One of the most confusing things about mixed models arises from the way it’s coded in most statistical software. Of the ones I’ve used, only HLM sets it up differently and so this doesn’t apply.
But for the rest of them—SPSS, SAS, R’s lme and lmer, and Stata, the basic syntax requires the same pieces of information.
1. The dependent variable
2. The predictor variables for which to calculate fixed effects and whether those are categorical or continuous. Each software has a different way of specifying them, but they all need to know that.
3. The predictor variables for which to calculate random effects, the level at which to calculate those effects, and if there are multiple random effects, the covariance structure of those effects.
The confusion comes in when we specify the same predictor in both the fixed and random parts. The syntax makes it look like we’re specifying the same predictor as both fixed and random.
But we’re not. It’s not only okay, it’s often the only way to write the model appropriately.
Let’s take a very simple example. This is the same model I use in my free webinar Random Intercept and Random Slope Models. If you haven’t seen it and want more detail, you can get the recording here.
The basic idea, though, is we’re comparing the economic growth over 5 decades between Rural and Metropolitan counties.
Economic growth is the outcome, measured in thousands of jobs (JobsK). JobsK is continuous.
County indicates from which county the observations come. Each county has up to 5 measurements, and this is why we need the mixed model—to account for the inherent correlation among the multiple observations from the same county. County is categorical.
Time indicates number of decades since 1960, and ranges from 0 to 4. Treated as continuous.
And Rural is an indicator (aka dummy) variable for whether the county is rural. Rural is categorical.
MIXED JobsK BY Rural WITH Time
/FIXED =Rural Time Rural*Time
/RANDOM Intercept Time|Subject(COUNTY) covtype(UN).
Class rural county;
Random int time/subject=county type=un;
>model<-lme(JobsK~rural*time, random=~time|County,data=countylong, na.action=na.omit)
mixed JobsK c.Time##Rural||County:Time,variance reml cov(un)
You can see here that Time is listed in the fixed portion of the model, which appears in SPSS’s Fixed statement, SAS’s model statement, before the || in Stata, and before the comma in R.
And it’s also listed in the random portion, which appears in SPSS’s and SAS’s Random statement, after the || in Stata, and after the comma in R.
It looks like we’re treating Time as both fixed and random. If we’re not, then what the heck are we doing?
The fixed portion is doing exactly what a linear model does. It fits an overall regression line over time.

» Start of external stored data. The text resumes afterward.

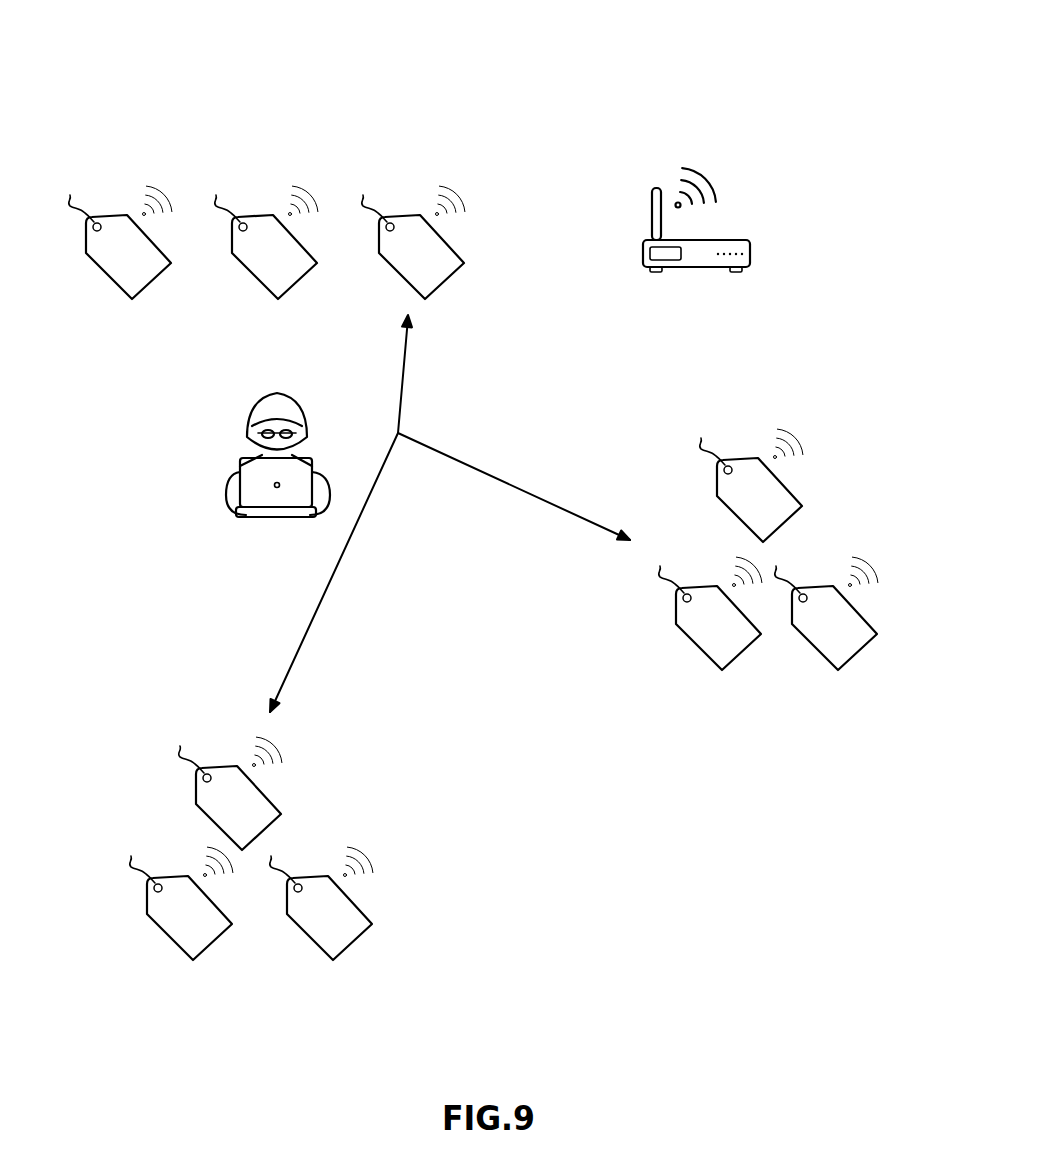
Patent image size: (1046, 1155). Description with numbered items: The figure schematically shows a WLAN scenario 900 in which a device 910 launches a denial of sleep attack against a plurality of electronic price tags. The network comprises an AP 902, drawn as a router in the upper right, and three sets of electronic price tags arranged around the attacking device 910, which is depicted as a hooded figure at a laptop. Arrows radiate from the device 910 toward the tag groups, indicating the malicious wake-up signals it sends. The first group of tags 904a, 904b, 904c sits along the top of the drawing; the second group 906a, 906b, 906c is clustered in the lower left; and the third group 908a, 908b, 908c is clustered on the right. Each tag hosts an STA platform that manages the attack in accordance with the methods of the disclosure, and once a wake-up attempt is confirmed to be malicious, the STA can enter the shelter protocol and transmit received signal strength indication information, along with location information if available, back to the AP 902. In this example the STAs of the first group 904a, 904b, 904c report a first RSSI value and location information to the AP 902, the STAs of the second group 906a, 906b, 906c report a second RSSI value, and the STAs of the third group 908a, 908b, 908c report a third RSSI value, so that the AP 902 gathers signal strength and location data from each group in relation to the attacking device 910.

The system environment 900 is at (527, 68).
The AP 902 is at (698, 163).
The electronic price tag of first group 904a is at (118, 177).
The electronic price tag of first group 904b is at (307, 177).
The electronic price tag of first group 904c is at (453, 177).
The electronic price tag of second group 906a is at (230, 730).
The electronic price tag of second group 906b is at (112, 910).
The electronic price tag of second group 906c is at (390, 910).
The electronic price tag of third group 908a is at (637, 618).
The electronic price tag of third group 908b is at (897, 618).
The electronic price tag of third group 908c is at (792, 420).
The device 910 is at (220, 438).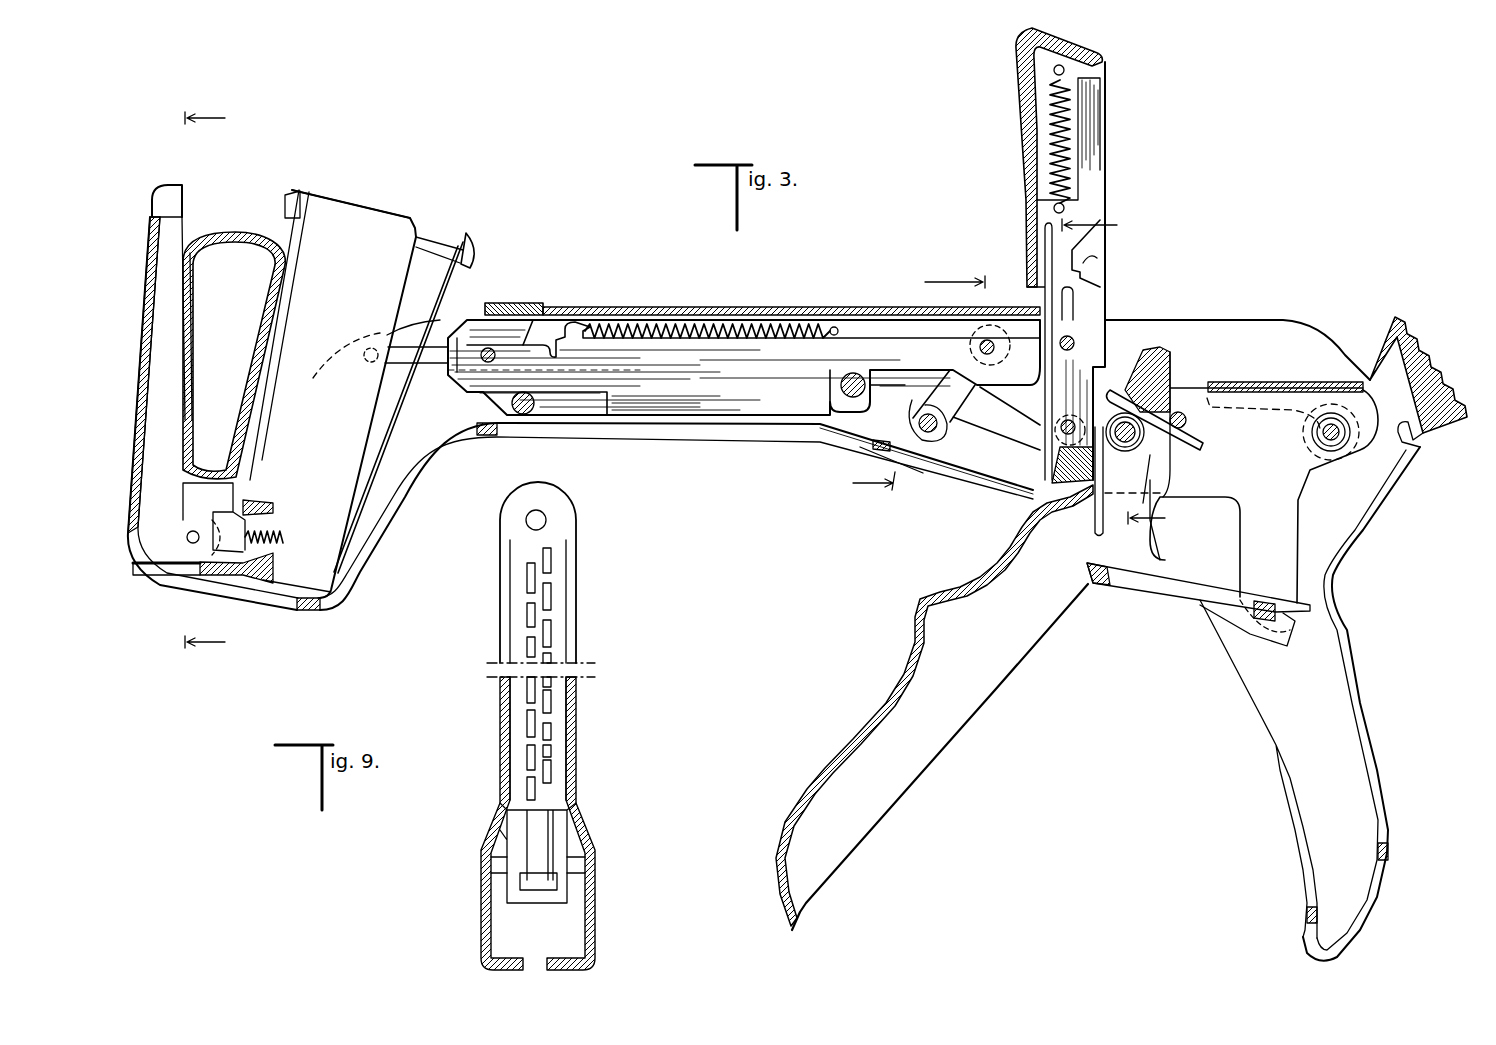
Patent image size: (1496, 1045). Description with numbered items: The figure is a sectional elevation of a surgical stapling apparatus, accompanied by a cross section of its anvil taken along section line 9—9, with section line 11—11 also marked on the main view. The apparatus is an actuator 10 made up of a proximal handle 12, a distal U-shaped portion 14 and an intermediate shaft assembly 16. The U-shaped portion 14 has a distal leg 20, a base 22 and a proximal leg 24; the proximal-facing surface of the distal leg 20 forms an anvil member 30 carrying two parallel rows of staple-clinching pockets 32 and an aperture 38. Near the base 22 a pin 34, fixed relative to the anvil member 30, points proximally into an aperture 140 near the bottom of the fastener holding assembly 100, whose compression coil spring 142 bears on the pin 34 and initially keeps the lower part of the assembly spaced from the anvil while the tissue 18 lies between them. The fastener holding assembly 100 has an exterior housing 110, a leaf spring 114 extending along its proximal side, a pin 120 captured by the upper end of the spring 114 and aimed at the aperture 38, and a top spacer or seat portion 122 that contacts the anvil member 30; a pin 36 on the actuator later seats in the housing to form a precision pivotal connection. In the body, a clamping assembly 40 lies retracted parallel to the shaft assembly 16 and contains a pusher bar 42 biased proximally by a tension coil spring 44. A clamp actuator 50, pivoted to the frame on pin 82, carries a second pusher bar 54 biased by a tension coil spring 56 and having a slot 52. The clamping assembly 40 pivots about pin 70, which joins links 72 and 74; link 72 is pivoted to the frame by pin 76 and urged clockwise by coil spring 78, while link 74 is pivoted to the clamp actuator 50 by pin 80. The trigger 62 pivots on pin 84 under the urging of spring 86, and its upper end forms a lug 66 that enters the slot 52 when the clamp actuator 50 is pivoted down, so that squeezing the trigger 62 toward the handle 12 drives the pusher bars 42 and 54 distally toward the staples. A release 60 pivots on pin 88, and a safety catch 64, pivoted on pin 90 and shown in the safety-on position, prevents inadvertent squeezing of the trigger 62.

In FIG. 3, the section line 9— 9 is at (215, 381).
In FIG. 3, the actuator 10 is at (1313, 283).
In FIG. 3, the section line 11— 11 is at (1133, 373).
In FIG. 3, the proximal handle 12 is at (1362, 702).
In FIG. 3, the distal U-shaped portion 14 is at (165, 585).
In FIG. 3, the intermediate shaft assembly 16 is at (637, 425).
In FIG. 3, the tissue 18 is at (243, 232).
In FIG. 3, the distal leg 20 is at (143, 330).
In FIG. 9, the distal leg 20 is at (499, 593).
In FIG. 3, the base 22 is at (308, 610).
In FIG. 3, the proximal leg 24 is at (400, 518).
In FIG. 3, the anvil member 30 is at (183, 235).
In FIG. 9, the anvil member 30 is at (505, 706).
In FIG. 9, the staple-clinching pockets 32 is at (551, 728).
In FIG. 3, the pin 34 is at (205, 518).
In FIG. 9, the pin 34 is at (542, 830).
In FIG. 3, the pin 36 is at (187, 537).
In FIG. 9, the pin 36 is at (583, 862).
In FIG. 9, the aperture 38 is at (548, 516).
In FIG. 3, the clamping assembly 40 is at (652, 307).
In FIG. 3, the pusher bar 42 is at (715, 410).
In FIG. 3, the tension coil spring 44 is at (706, 320).
In FIG. 3, the clamp actuator 50 is at (1023, 97).
In FIG. 3, the slot 52 is at (1097, 260).
In FIG. 3, the pusher bar 54 is at (1098, 135).
In FIG. 3, the tension coil spring 56 is at (1052, 125).
In FIG. 3, the release 60 is at (1445, 356).
In FIG. 3, the trigger 62 is at (800, 790).
In FIG. 3, the safety catch 64 is at (1128, 583).
In FIG. 3, the lug 66 is at (1162, 366).
In FIG. 3, the pin 70 is at (980, 345).
In FIG. 3, the link 72 is at (891, 385).
In FIG. 3, the link 74 is at (1015, 395).
In FIG. 3, the pin 76 is at (929, 440).
In FIG. 3, the coil spring 78 is at (850, 440).
In FIG. 3, the pin 80 is at (1062, 430).
In FIG. 3, the pin 82 is at (1075, 338).
In FIG. 3, the pin 84 is at (1136, 445).
In FIG. 3, the spring 86 is at (1205, 446).
In FIG. 3, the pin 88 is at (1312, 438).
In FIG. 3, the pin 90 is at (1268, 621).
In FIG. 3, the fastener holding assembly 100 is at (382, 183).
In FIG. 3, the exterior housing 110 is at (365, 217).
In FIG. 3, the leaf spring 114 is at (455, 292).
In FIG. 3, the pin 120 is at (447, 238).
In FIG. 3, the top spacer or seat portion 122 is at (297, 190).
In FIG. 3, the aperture 140 is at (245, 562).
In FIG. 3, the compression coil spring 142 is at (283, 530).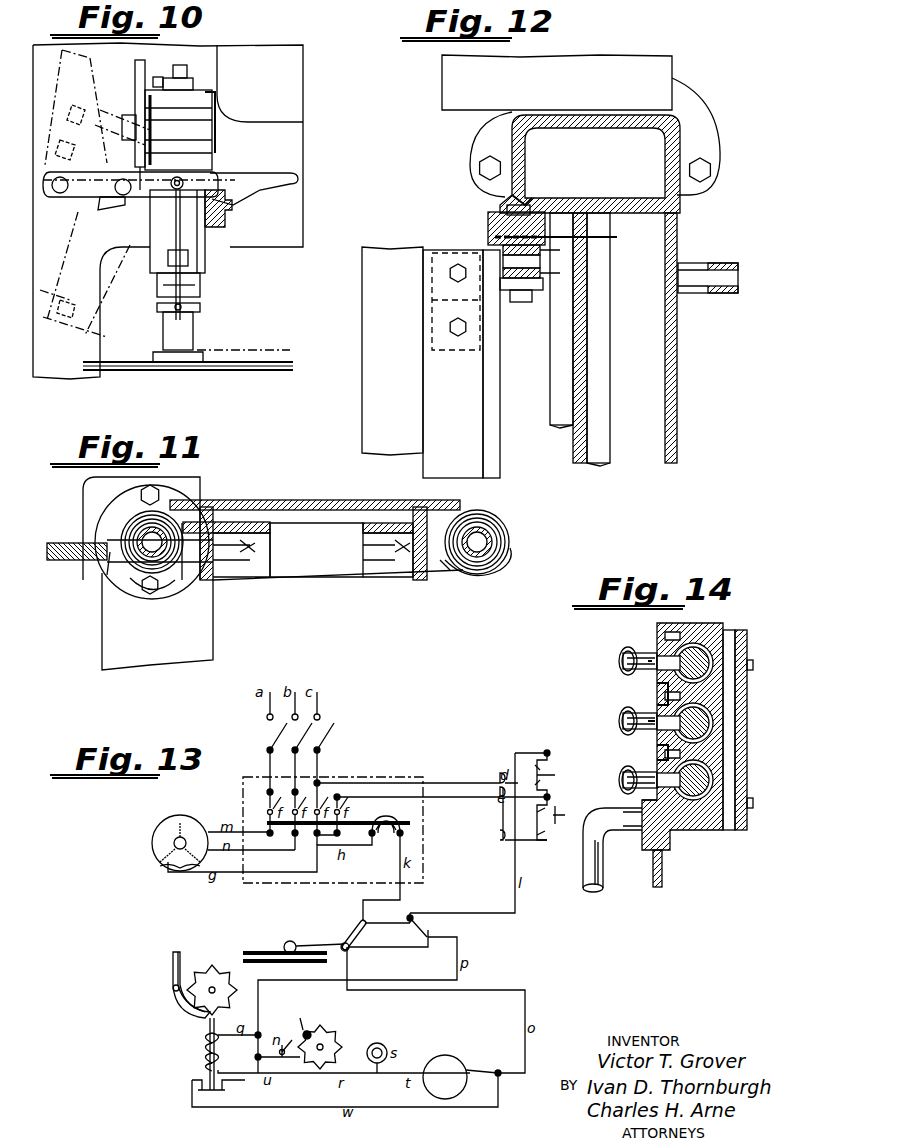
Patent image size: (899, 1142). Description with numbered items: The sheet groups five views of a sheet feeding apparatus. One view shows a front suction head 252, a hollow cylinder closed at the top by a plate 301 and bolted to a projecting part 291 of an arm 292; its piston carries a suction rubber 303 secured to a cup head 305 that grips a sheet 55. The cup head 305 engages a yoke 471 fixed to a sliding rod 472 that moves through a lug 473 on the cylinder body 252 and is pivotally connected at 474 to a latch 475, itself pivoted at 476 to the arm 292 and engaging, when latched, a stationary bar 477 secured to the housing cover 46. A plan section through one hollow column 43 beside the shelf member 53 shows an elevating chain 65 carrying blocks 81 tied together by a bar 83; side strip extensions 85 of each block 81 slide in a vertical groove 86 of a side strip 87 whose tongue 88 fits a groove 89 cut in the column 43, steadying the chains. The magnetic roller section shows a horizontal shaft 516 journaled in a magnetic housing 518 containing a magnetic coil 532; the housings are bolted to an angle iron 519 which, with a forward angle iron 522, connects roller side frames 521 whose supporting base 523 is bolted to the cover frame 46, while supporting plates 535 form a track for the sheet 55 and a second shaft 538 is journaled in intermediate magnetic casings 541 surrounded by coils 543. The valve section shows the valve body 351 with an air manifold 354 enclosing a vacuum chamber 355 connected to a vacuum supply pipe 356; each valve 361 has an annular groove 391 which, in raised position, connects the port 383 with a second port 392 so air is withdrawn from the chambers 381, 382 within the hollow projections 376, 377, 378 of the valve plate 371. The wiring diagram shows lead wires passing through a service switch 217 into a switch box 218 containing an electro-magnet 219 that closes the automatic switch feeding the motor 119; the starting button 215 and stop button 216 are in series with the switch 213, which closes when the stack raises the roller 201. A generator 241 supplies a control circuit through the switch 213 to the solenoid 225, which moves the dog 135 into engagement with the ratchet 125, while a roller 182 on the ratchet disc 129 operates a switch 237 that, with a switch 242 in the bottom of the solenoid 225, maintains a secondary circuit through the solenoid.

In FIG. 10, the front suction head 252 is at (213, 136).
In FIG. 10, the plate 301 is at (215, 95).
In FIG. 10, the arm 292 is at (140, 64).
In FIG. 10, the projecting part 291 is at (128, 140).
In FIG. 10, the pivotal connection 474 is at (182, 181).
In FIG. 10, the latch 475 is at (272, 178).
In FIG. 10, the pivotal connection 476 is at (113, 199).
In FIG. 10, the stationary bar 477 is at (222, 226).
In FIG. 10, the sliding rod 472 is at (182, 237).
In FIG. 10, the lug 473 is at (186, 257).
In FIG. 10, the yoke 471 is at (200, 307).
In FIG. 10, the cup head 305 is at (200, 355).
In FIG. 10, the suction rubber 303 is at (195, 370).
In FIG. 10, the sheets 55 is at (278, 350).
In FIG. 12, the sheets 55 is at (371, 303).
In FIG. 11, the sheets 55 is at (62, 562).
In FIG. 12, the shelf member 53 is at (557, 82).
In FIG. 12, the hollow columns 43 is at (677, 150).
In FIG. 12, the side strip 87 is at (490, 222).
In FIG. 12, the tongue 88 is at (535, 208).
In FIG. 12, the groove 89 is at (522, 199).
In FIG. 12, the vertical groove 86 is at (495, 240).
In FIG. 12, the side strip extensions 85 is at (575, 242).
In FIG. 12, the blocks 81 is at (530, 305).
In FIG. 12, the bar 83 is at (494, 388).
In FIG. 12, the elevating chains 65 is at (720, 265).
In FIG. 11, the housing cover 46 is at (195, 487).
In FIG. 14, the housing cover 46 is at (655, 887).
In FIG. 11, the supporting base 523 is at (110, 510).
In FIG. 11, the horizontal shaft 538 is at (500, 520).
In FIG. 11, the supporting plates 535 is at (322, 503).
In FIG. 11, the angle iron 519 is at (255, 522).
In FIG. 11, the forward angle iron 522 is at (378, 523).
In FIG. 11, the roller side frames 521 is at (320, 577).
In FIG. 11, the magnetic coils 543 is at (508, 545).
In FIG. 11, the intermediate magnetic casings 541 is at (470, 575).
In FIG. 11, the horizontal shaft 516 is at (107, 568).
In FIG. 11, the magnetic housing 518 is at (112, 585).
In FIG. 11, the magnetic coil 532 is at (165, 590).
In FIG. 14, the valve 361 is at (708, 648).
In FIG. 14, the annular groove 391 is at (712, 660).
In FIG. 14, the second port 392 is at (725, 770).
In FIG. 14, the air manifold 354 is at (740, 710).
In FIG. 14, the manifold chamber 355 is at (740, 688).
In FIG. 14, the valve body 351 is at (735, 750).
In FIG. 14, the hollow projection 376 is at (620, 665).
In FIG. 14, the hollow projection 377 is at (620, 727).
In FIG. 14, the hollow projection 378 is at (620, 782).
In FIG. 14, the chamber 381 is at (648, 658).
In FIG. 14, the chamber 382 is at (640, 720).
In FIG. 14, the air passage 383 is at (657, 760).
In FIG. 14, the valve plate 371 is at (657, 704).
In FIG. 14, the vacuum supply pipe 356 is at (600, 888).
In FIG. 13, the service switch 217 is at (315, 736).
In FIG. 13, the switch box 218 is at (393, 777).
In FIG. 13, the electro-magnet 219 is at (388, 818).
In FIG. 13, the electric motor 119 is at (155, 840).
In FIG. 13, the stop button 216 is at (559, 775).
In FIG. 13, the starting button 215 is at (565, 819).
In FIG. 13, the electric switch 213 is at (422, 920).
In FIG. 13, the roller 201 is at (290, 941).
In FIG. 13, the ratchet 125 is at (212, 968).
In FIG. 13, the dog 135 is at (175, 1008).
In FIG. 13, the solenoid 225 is at (205, 1052).
In FIG. 13, the switch 242 is at (345, 1090).
In FIG. 13, the switch 237 is at (285, 1056).
In FIG. 13, the ratchet disc 129 is at (338, 1040).
In FIG. 13, the roller 182 is at (307, 1031).
In FIG. 13, the generator 241 is at (455, 1058).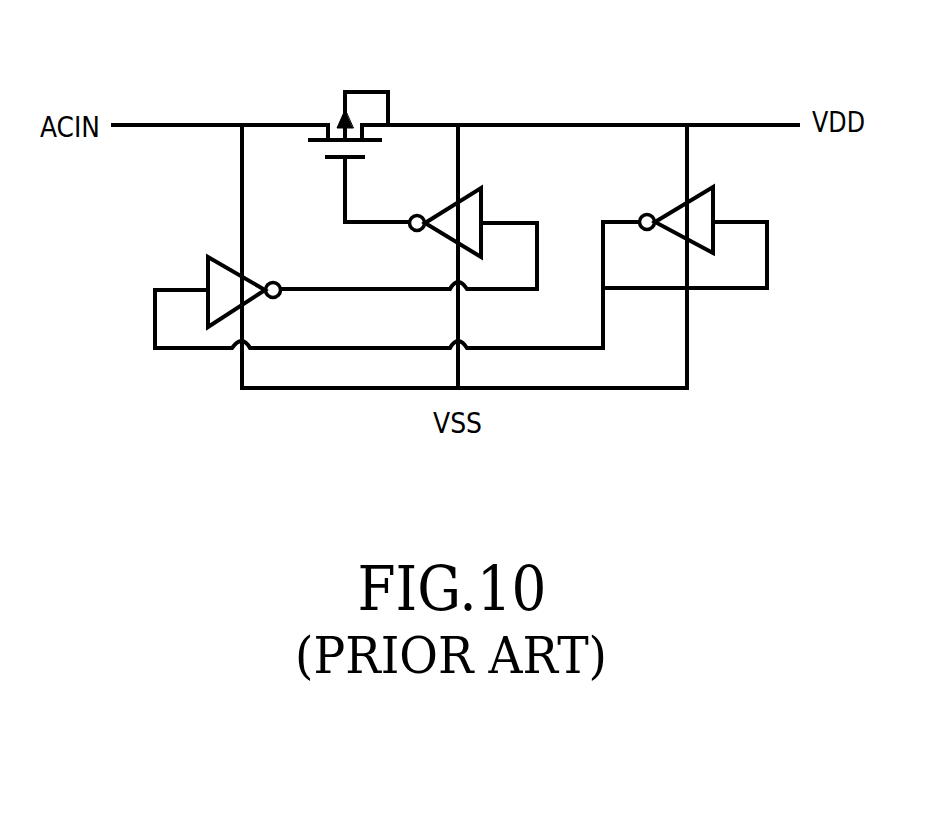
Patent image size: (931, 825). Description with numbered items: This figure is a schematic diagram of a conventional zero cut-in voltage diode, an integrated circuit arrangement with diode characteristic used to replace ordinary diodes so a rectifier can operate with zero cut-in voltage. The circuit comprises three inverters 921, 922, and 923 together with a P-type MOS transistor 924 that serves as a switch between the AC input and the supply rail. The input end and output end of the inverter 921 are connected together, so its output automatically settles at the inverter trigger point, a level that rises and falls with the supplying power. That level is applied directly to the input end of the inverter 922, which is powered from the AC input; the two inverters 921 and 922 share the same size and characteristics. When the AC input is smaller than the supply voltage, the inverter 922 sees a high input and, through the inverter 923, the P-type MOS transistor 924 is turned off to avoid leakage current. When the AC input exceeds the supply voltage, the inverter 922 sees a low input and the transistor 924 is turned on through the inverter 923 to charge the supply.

The inverter 921 is at (723, 192).
The inverter 922 is at (198, 255).
The inverter 923 is at (490, 200).
The P-type MOS transistor 924 is at (370, 77).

Since we have both Rural and a Rural*Time interaction, it actually fits two regression lines—one for the rural counties and one for the metropolitan counties. The coefficient we get for Rural measures the difference in their intercepts and the coefficient for the interaction measures the difference in their slopes.
Just to emphasize: This fixed effect for time measures the overall effect for time across all counties. It’s often called the population average effect, because it’s an estimate of the effect of time for the population of all counties.
Okay, so what is that random effect of time? Aren’t we making Time random as well as fixed?
As I said earlier, no.
A key part of the random statement is the identification of the Subject. In this example, it’s County. It’s really County that is a random factor in the model and we’re specifying two random effects for those Counties—an intercept and a slope over Time.
The random slope for Time at the County level means that the slope across time varies across Counties. In other words, the effect of Time on Jobs (the slope) is different for different values of County.
If you are thinking that it sounds like we’re really fitting an interaction between Time and County, then you would be correct. We are.
Because this slope is a random effect, we don’t measure this interaction through a regression coefficient as we would if it were fixed.
Instead, we measure how much each County’s slope differs from the population average slope, then find the variance of these difference measures. That’s the variance estimate for the random slope.
If that variance comes out to 0, it indicates that the slope of Time on Jobs is actually the same for all counties—they don’t vary from each other.
Now of course, we’re not doing these steps directly. But that is basically what the model is doing, through a lot of complicated statistical algorithms.
So, to reiterate the central point: Time in the fixed statement measures the overall effect of time on jobs across all counties. Time in the random statement measures the variance in the effects of time on jobs across counties. It looks the same in the syntax, but it’s actually a very different concept.